Abstract

Jewish Cuisine and Poultry Markets: From Eastern Europe to America, 1880-1935

As millions of Jews moved from Eastern Europe to American cities in the late 19th and early 20th centuries, they brought along a prodigious culinary preference for poultry. Folklore and fiction document the patterns of Jewish demand for chicken, goose, and duck that became embedded in social relations in the Pale of Settlement, including the market relations ships between Christian peasants Jewish towns. As immigrant Jews settled in America’s cities, they retained their desire for poultry, in so doing transforming this somnambulant business in their new country. Between 1890 and 1960, millions of live chickens flowed from all over the American countryside to cities where shochets could slaughter them in accordance with Jewish ritual requirements. With their practices traceable through market research and cookbooks, as well as embedded in market prices, Jewish preferences became reflected in certain kinds of preparations and particular times of the year. Their culinary choices offered a challenge and opportunity to rural producers, as they sought to compete for the Jewish markets.
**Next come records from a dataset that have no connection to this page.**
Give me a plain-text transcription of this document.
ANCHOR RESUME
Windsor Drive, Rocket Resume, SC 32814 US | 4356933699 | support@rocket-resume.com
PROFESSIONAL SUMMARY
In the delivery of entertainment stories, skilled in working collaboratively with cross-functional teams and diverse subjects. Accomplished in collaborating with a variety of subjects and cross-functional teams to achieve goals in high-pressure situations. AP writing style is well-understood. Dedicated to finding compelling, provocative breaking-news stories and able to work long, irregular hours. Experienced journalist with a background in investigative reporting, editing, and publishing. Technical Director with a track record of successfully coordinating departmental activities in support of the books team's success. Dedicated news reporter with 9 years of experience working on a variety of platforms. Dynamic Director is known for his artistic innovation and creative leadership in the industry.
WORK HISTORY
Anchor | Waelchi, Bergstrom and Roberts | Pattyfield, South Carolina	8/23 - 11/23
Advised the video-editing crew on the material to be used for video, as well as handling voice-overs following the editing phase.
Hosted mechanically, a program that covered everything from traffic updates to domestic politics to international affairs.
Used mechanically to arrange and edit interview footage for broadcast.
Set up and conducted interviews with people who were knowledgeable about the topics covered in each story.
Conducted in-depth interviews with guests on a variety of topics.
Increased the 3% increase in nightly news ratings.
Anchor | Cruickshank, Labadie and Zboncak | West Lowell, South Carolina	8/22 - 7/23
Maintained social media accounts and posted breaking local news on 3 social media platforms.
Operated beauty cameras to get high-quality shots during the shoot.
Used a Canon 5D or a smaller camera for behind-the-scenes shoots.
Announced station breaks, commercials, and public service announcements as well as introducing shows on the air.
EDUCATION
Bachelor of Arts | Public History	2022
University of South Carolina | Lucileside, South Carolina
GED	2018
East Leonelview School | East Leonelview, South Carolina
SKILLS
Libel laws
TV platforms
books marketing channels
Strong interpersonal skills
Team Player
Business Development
Poultry trade organizations and U.S. Department of Agriculture sought to impart this knowledge to rural producers through government publications and industry trade journals, including education of preferable breeds to offer Jewish consumers. These success in turn impacted Jewish consumption practices as certain kinds of poultry became more prevalent in the markets, and as other consumer products such as Crisco could assume the place of traditional ingredients. The paper relies on market research studies, cookbooks, price and distribution data, and fiction for its sources. It is part of a larger book project on the kosher poultry trade, 1890-1960.